There are a lot of factors that prospective students consider as they decide on an MBA program. However, there was one factor that ranked high on my list that I didn’t find mentioned on many school blogs, printed materials, or during campus visits: religion.

As an active member of The Church of Jesus Christ of Latter-day Saints, it was important for me to find a school that had an engaged Latter-day Saint (LDS) community, respected religious thought, and was comprised of a diverse range of students from whom I could learn of varying religions and philosophies. As I’ve been at Fuqua, I’ve come to better understand the role that religion plays (or doesn’t play) in the lives of students. In my section alone, there are lots of belief systems represented—everything from Methodism, Hinduism, and Catholicism, to Judaism, Islam, Protestantism, and Atheism. Our section even includes a former Buddhist monk!

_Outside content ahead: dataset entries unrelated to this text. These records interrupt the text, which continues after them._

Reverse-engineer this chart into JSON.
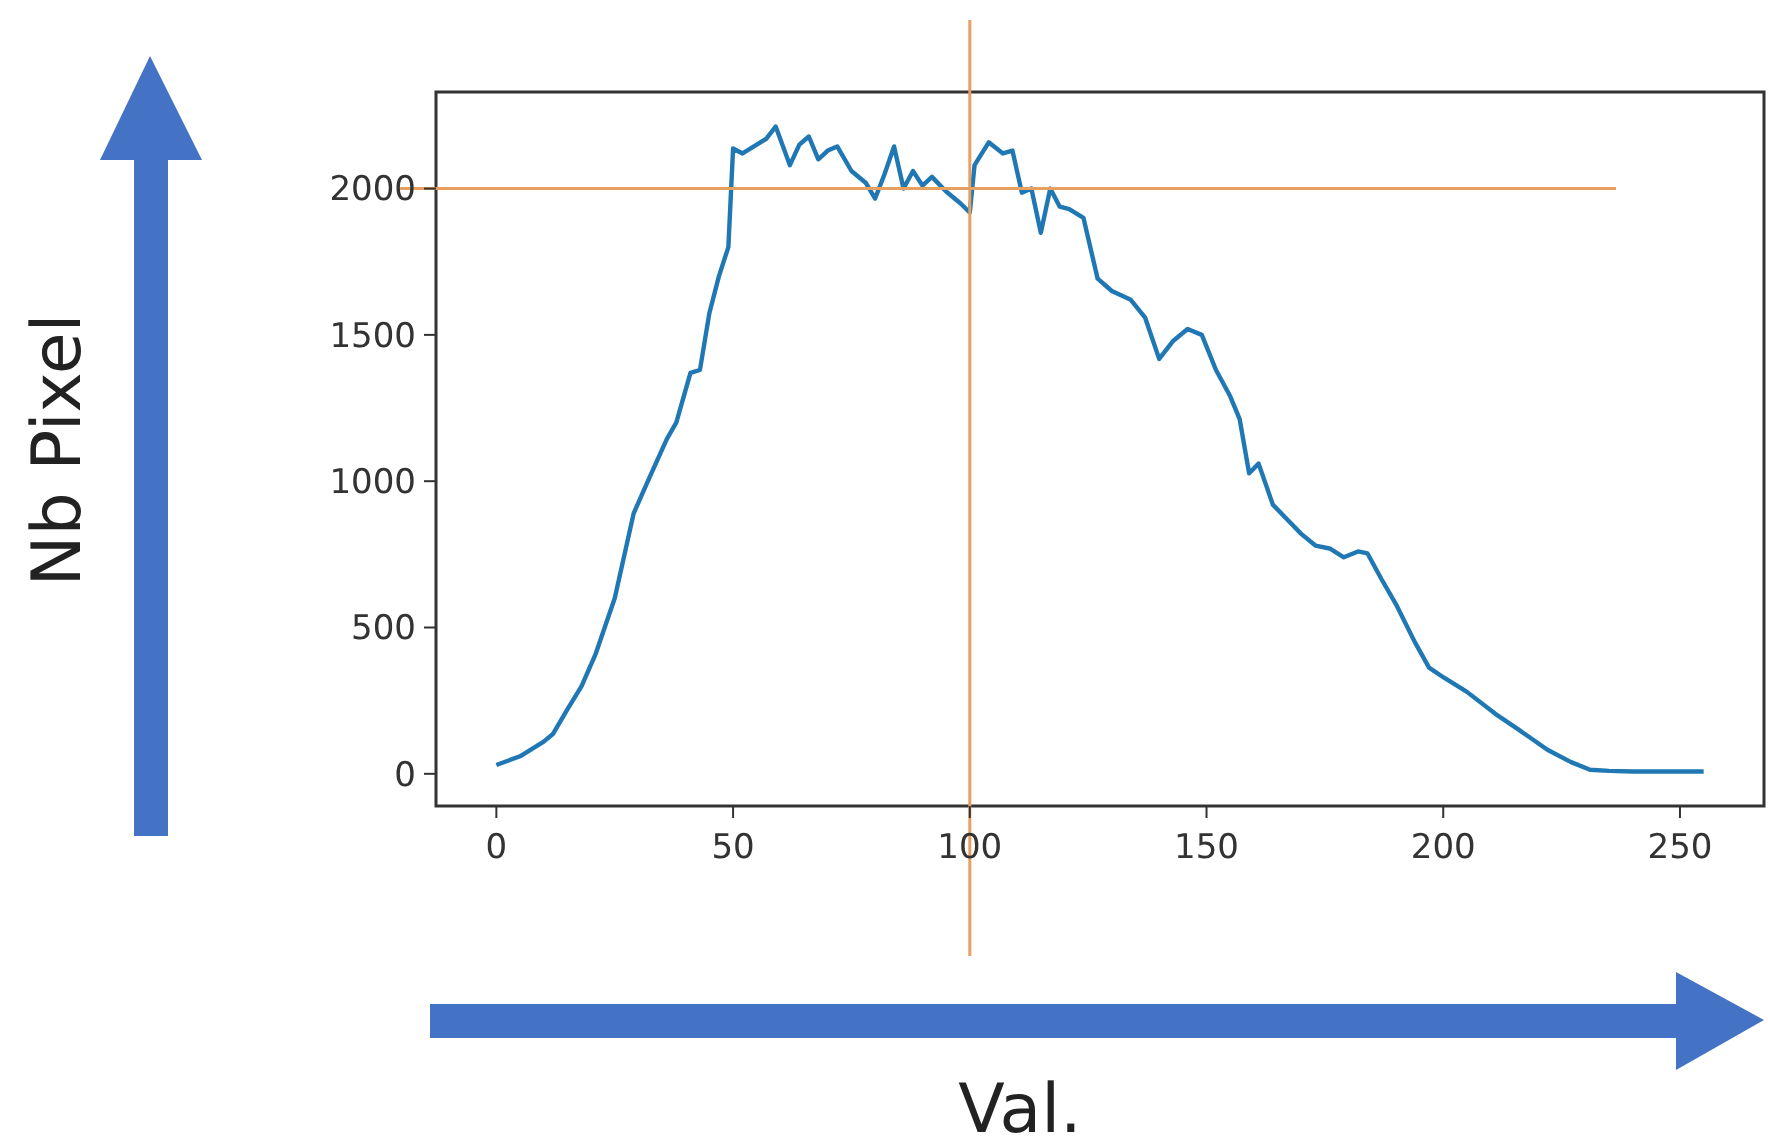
{
  "chart_data": {
    "type": "line",
    "xlabel": "Val.",
    "ylabel": "Nb Pixel",
    "x": [
      0,
      5,
      10,
      12,
      15,
      18,
      21,
      25,
      29,
      32,
      36,
      38,
      41,
      43,
      45,
      47,
      49,
      50,
      52,
      55,
      57,
      59,
      62,
      64,
      66,
      68,
      70,
      72,
      75,
      78,
      80,
      82,
      84,
      86,
      88,
      90,
      92,
      95,
      98,
      100,
      101,
      104,
      107,
      109,
      111,
      113,
      115,
      117,
      119,
      121,
      124,
      127,
      130,
      134,
      137,
      140,
      143,
      146,
      149,
      152,
      155,
      157,
      159,
      161,
      164,
      167,
      170,
      173,
      176,
      179,
      182,
      184,
      187,
      190,
      194,
      197,
      200,
      205,
      211,
      216,
      222,
      227,
      231,
      235,
      240,
      245,
      250,
      255
    ],
    "series": [
      {
        "color": "#1f77b4",
        "values": [
          30,
          60,
          110,
          137,
          220,
          300,
          411,
          600,
          890,
          1000,
          1144,
          1200,
          1370,
          1380,
          1575,
          1700,
          1800,
          2137,
          2120,
          2150,
          2170,
          2212,
          2080,
          2150,
          2178,
          2100,
          2130,
          2144,
          2060,
          2020,
          1966,
          2050,
          2144,
          2000,
          2060,
          2010,
          2040,
          1990,
          1950,
          1918,
          2080,
          2158,
          2120,
          2130,
          1986,
          2000,
          1849,
          2000,
          1938,
          1930,
          1900,
          1692,
          1650,
          1620,
          1560,
          1418,
          1480,
          1520,
          1500,
          1380,
          1290,
          1212,
          1027,
          1060,
          920,
          870,
          820,
          780,
          770,
          740,
          760,
          753,
          664,
          580,
          450,
          363,
          330,
          280,
          205,
          150,
          82,
          40,
          14,
          10,
          8,
          8,
          8,
          8
        ]
      }
    ],
    "xlim": [
      -12.75,
      267.75
    ],
    "ylim": [
      -110,
      2330
    ],
    "xticks": [
      0,
      50,
      100,
      150,
      200,
      250
    ],
    "yticks": [
      0,
      500,
      1000,
      1500,
      2000
    ],
    "ref_lines": [
      {
        "axis": "x",
        "value": 100,
        "color": "#e8a060"
      },
      {
        "axis": "y",
        "value": 2000,
        "color": "#e8a060"
      }
    ]
  }
}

A more formal way that religion is represented is through the following four diversity clubs, all of which are also open to Fuqua Partners:

Christian Business Fellowship: The Christian Business Fellowship’s (CBF) mission is to challenge students to explore the integration of their faith and business lives, and allow students the chance to learn more about and grow in the Christian faith. The club includes about 70 members, with events typically bringing in about 20 participants. Some recent events include a Leadership and Faith Speaker Series last fall where local Christian business leaders (including Henry Kaestner of Sovereign’s Fund and Bandwidth.com, and John Hawkins of Leadership Edge) were invited to lead lively discussion about balancing faith and work, as well as multiple social events, like bowling, dinners, and game nights with the Christian group at the University of North Carolina’s (UNC) Kenan-Flagler Business School. In Spring 2 Term, the CBF will hold a cultural/educational event on why Christians celebrate Easter—as well as the history behind many Easter symbols (like eggs, bunnies, etc.)—along with the annual Easter brunch. The club believes that faith plays an important role in becoming a ‘leader of consequence,’ regardless of career path.

Catholics@Fuqua: Catholics@Fuqua is made up of 63 members and allows Catholics and non-Catholics alike to discuss their faith, the challenges and opportunities of being a business leader, and the role of Catholic leaders in the business world. The club is the connection between Fuqua and the Duke Catholic Center, the university-wide Catholic organization. Recently, Catholics@Fuqua had a very interesting seminar with Mike L. Somich, Executive Director of Internal Audits of Duke University, Father Michael Martin, Director of the Duke Catholic Center, and David Cutcliffe, Head Coach of Duke’s Football team, about how to be a Catholic leader of consequence.

Latter-Day Saints Student Association: The Latter-day Saint Student Association (LDSSA) is a Fuqua club with the goal of creating a network for LDS MBA students, providing a venue to share religious beliefs among club leaders and the Fuqua community, and supporting, inspiring, and connecting Fuqua students. Although the smallest of the religious-based diversity clubs (around 20 members), LDSSA members are very active in both faith and events, and especially work closely with the Fuqua Families club, as most of the club members have children. Recent activities include participating together as a group in Campout, playing together on an intramural basketball team, a summer kick-off party, a Christmas party, and lots of spontaneous impromptu get-togethers. Right after Spring 2 finals last year in May, the club enjoyed a week-long beach trip to North Carolina’s Outer Banks.

Jewish Business Association: Although many of the 70 members are united by a common religious belief, the Jewish Business Association (JBA) sees itself less as a religious club and more of a cultural and community club, aimed at providing social, cultural, and professional support for Fuqua’s Jewish community. The club helps uphold Jewish culture and traditions, educates the overall Fuqua community about the Jewish community, and acts as liaison to a wider Jewish community. Recent activities include a Passover Seder, which was co-funded by the Freeman Center/Jewish Life at Duke and featured a ceremony that was attended by nearly 80 students and partners (Jewish and non-Jewish alike), a Rosh Hashanah dinner attended by Fuqua JBA and Duke Law’s Jewish Law Student Association (JLSA) members, and a Hanukkah Fuqua Friday. The club has also joined with the JLSA, Kenan-Flagler’s Jewish Student Association, and UNC Law for the Triangle Jewish Grad Student Mixer at Tyler’s Taproom, which was attended by more than 150 students. Future events include a Doing Business in Israel Conference—which will feature four prestigious speakers including Professor Dan Ariely and several other Israeli entrepreneurs discussing the high tech industry and innovation in Israel—and a talk with Jerry Greenfield, co-founder of Ben & Jerry’s Ice Cream, about “how to make money the right way.”

Whether you are an active believer of your faith looking for opportunities to worship and interact with others, or simply curious about the beliefs of other students, Fuqua offers religious diversity in a supportive and tolerant atmosphere.